The bottom line is that this MCP turns complex, multi-step database interactions into simple conversation prompts.

1. First, you install the Starburst MCP connector, linking it securely to your active AI client.
2. Next, in the MCP settings, you provide your STARBURST_HOST and STARBURST_TOKEN to establish a persistent connection session.
3. Finally, you just ask your agent: 'Show me the top 10 rows from customer analytics.' The MCP handles the rest.

## Frequently Asked Questions

**How does Starburst MCP handle multiple database types?**
The MCP is designed to query federated data lakes.
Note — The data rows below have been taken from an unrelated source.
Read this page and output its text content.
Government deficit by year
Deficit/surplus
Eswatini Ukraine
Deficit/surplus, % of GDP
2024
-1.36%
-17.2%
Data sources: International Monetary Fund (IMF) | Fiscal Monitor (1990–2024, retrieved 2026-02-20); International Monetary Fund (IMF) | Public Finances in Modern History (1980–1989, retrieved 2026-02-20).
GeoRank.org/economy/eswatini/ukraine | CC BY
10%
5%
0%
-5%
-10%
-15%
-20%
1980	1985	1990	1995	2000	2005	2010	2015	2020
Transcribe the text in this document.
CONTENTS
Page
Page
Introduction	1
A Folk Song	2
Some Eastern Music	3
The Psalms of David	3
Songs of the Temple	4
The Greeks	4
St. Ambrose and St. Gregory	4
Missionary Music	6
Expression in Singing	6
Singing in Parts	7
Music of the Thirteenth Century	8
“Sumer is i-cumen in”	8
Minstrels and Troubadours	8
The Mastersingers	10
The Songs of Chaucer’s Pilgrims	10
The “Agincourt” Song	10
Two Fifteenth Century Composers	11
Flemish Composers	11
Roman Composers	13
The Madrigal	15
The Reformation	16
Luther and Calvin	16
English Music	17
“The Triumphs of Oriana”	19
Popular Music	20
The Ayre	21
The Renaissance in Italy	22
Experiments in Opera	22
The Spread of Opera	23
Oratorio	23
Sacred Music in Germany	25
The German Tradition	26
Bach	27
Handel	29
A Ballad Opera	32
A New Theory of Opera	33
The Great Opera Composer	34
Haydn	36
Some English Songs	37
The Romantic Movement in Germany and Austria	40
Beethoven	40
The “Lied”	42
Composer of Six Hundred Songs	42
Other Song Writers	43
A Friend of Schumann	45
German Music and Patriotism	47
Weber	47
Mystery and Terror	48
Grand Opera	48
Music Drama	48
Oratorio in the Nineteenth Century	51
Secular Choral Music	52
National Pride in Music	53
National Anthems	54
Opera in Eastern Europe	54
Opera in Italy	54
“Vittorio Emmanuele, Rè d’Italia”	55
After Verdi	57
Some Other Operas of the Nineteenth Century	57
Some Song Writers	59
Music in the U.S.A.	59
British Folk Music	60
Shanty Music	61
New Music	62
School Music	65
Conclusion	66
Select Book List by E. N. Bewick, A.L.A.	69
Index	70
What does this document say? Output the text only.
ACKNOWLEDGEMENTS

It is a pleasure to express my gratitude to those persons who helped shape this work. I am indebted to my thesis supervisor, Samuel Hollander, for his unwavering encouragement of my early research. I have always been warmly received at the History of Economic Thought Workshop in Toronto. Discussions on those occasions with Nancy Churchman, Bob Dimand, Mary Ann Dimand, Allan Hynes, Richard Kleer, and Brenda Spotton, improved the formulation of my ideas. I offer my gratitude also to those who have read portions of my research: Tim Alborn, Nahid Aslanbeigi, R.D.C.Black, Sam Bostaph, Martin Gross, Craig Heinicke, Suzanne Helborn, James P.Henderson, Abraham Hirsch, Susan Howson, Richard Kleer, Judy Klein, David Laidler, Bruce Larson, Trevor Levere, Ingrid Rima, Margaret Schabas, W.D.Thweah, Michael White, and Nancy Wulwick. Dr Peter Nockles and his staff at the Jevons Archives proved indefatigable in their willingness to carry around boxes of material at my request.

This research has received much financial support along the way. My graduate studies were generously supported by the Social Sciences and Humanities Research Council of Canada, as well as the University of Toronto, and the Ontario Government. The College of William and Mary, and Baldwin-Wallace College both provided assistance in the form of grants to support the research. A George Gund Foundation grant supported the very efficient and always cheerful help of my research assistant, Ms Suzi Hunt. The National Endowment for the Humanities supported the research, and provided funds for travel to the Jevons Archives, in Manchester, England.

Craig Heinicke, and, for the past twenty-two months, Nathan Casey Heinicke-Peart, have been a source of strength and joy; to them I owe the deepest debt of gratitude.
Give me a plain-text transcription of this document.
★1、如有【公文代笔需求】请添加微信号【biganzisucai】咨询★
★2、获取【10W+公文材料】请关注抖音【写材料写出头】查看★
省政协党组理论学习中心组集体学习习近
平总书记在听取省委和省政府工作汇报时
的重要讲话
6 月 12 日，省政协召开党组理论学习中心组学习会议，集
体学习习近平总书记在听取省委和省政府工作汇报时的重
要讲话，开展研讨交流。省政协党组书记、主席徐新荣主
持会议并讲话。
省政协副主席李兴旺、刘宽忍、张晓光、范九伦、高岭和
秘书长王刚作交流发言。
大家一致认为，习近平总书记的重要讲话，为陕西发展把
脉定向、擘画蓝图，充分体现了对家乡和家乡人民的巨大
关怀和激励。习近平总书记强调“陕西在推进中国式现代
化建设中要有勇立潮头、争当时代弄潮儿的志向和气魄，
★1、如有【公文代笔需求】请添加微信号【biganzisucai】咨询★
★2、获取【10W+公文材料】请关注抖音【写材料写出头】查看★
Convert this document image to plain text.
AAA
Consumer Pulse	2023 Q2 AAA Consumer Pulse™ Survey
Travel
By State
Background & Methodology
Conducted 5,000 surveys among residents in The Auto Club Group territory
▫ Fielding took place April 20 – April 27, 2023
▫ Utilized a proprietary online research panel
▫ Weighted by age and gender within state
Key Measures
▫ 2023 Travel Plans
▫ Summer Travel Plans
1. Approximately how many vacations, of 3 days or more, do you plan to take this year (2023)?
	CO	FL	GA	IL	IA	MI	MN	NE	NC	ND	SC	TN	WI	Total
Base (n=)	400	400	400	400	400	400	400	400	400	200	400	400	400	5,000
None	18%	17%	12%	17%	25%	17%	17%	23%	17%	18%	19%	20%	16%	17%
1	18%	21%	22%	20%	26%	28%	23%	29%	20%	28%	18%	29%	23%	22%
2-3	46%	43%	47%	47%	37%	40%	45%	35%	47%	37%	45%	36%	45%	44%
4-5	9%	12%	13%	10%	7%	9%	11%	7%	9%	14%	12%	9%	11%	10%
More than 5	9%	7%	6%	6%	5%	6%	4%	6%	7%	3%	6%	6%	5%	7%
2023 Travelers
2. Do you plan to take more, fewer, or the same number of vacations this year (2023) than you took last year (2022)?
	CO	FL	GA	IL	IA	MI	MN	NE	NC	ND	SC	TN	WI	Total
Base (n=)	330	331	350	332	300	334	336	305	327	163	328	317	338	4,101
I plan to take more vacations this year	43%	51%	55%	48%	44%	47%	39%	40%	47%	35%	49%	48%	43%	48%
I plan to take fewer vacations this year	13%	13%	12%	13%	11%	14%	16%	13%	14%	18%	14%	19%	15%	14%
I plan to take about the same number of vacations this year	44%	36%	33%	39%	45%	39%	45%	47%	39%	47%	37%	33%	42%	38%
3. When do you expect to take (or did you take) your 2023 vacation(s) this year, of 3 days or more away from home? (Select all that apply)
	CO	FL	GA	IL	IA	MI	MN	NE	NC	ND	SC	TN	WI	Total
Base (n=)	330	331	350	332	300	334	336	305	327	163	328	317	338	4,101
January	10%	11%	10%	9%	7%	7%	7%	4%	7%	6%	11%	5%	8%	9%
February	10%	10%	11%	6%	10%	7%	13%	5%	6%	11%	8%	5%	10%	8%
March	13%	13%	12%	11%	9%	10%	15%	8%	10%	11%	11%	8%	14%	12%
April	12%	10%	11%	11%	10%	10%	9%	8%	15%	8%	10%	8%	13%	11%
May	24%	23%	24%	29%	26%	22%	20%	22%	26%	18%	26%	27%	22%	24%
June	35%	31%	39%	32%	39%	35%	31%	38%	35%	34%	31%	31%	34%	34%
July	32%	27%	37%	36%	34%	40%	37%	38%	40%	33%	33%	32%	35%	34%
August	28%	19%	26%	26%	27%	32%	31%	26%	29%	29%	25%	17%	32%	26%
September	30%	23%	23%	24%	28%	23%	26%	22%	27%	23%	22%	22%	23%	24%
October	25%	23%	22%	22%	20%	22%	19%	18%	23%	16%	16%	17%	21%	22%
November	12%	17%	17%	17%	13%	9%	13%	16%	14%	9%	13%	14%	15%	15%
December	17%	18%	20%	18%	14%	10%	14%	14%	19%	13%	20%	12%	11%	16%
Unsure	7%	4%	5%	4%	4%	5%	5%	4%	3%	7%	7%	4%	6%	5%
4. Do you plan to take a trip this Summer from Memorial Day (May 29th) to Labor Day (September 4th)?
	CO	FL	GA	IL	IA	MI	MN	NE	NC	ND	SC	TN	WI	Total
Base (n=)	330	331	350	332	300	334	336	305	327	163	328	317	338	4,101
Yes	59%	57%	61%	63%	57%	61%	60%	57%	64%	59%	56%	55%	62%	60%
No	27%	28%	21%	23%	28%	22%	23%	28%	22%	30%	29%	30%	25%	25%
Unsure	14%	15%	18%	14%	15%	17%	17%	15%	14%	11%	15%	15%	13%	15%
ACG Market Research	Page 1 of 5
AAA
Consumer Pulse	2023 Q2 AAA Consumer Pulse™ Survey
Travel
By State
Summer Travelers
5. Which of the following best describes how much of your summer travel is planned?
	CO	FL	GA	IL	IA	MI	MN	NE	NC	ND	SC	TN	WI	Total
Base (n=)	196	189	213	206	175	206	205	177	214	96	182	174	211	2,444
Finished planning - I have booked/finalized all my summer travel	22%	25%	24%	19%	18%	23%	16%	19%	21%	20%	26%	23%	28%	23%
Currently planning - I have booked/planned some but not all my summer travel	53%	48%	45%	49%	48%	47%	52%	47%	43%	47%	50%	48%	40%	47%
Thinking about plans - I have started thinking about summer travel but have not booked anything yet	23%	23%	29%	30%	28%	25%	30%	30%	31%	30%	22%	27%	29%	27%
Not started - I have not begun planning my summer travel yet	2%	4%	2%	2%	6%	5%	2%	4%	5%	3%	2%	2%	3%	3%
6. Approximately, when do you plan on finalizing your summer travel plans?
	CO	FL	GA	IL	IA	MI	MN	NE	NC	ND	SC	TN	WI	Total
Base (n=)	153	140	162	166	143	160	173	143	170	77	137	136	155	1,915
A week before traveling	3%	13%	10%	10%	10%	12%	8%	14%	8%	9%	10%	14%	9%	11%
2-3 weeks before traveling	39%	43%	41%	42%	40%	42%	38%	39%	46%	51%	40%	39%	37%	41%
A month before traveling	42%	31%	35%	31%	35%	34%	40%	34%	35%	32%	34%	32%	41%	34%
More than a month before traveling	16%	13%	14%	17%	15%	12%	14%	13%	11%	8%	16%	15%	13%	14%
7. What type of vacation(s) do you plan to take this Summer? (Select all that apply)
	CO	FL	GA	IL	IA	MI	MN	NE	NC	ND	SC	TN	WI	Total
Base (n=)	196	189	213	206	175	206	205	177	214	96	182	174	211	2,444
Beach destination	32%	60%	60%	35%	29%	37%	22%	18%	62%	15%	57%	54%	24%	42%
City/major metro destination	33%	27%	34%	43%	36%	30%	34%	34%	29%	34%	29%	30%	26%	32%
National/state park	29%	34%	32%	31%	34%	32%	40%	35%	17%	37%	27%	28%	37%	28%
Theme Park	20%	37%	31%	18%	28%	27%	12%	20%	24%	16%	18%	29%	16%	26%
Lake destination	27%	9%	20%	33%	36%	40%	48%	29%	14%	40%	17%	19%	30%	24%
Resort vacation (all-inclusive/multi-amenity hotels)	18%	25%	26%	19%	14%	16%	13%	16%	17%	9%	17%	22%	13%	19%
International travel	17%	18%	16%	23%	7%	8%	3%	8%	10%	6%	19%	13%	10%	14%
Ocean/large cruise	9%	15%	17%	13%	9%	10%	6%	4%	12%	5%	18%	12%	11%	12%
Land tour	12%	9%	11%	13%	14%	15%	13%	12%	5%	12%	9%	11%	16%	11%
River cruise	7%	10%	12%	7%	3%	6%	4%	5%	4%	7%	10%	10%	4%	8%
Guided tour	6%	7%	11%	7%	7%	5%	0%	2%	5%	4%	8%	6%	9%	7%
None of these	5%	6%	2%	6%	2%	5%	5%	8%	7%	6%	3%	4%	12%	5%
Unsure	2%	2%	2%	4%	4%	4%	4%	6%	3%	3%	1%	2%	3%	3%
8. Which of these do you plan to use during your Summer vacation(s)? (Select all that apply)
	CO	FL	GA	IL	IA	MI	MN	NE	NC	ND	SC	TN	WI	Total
It connects to diverse sources like Snowflake and S3, allowing you to run a single query against all of them.

**Can I see which roles exist using Starburst MCP?**
Yes, running `list_roles` allows the agent to display every security role defined in your organization's data environment for auditing purposes.

**What is the difference between list_catalogs and list_schemas?**
Using `list_catalogs` shows the highest level of grouping (the entire database instance), while `list_schemas` lets you drill down to see the specific groups of tables within one catalog.

**Does Starburst MCP help with data discovery?**
Absolutely. By listing available data products using `list_data_products`, it helps you find pre-approved, curated datasets without knowing their exact location or schema name.

**What is the best way to check query history with Starburst MCP?**
You use the `list_queries` tool. This lets your agent retrieve a clean record of recent SQL queries executed in the cluster for review.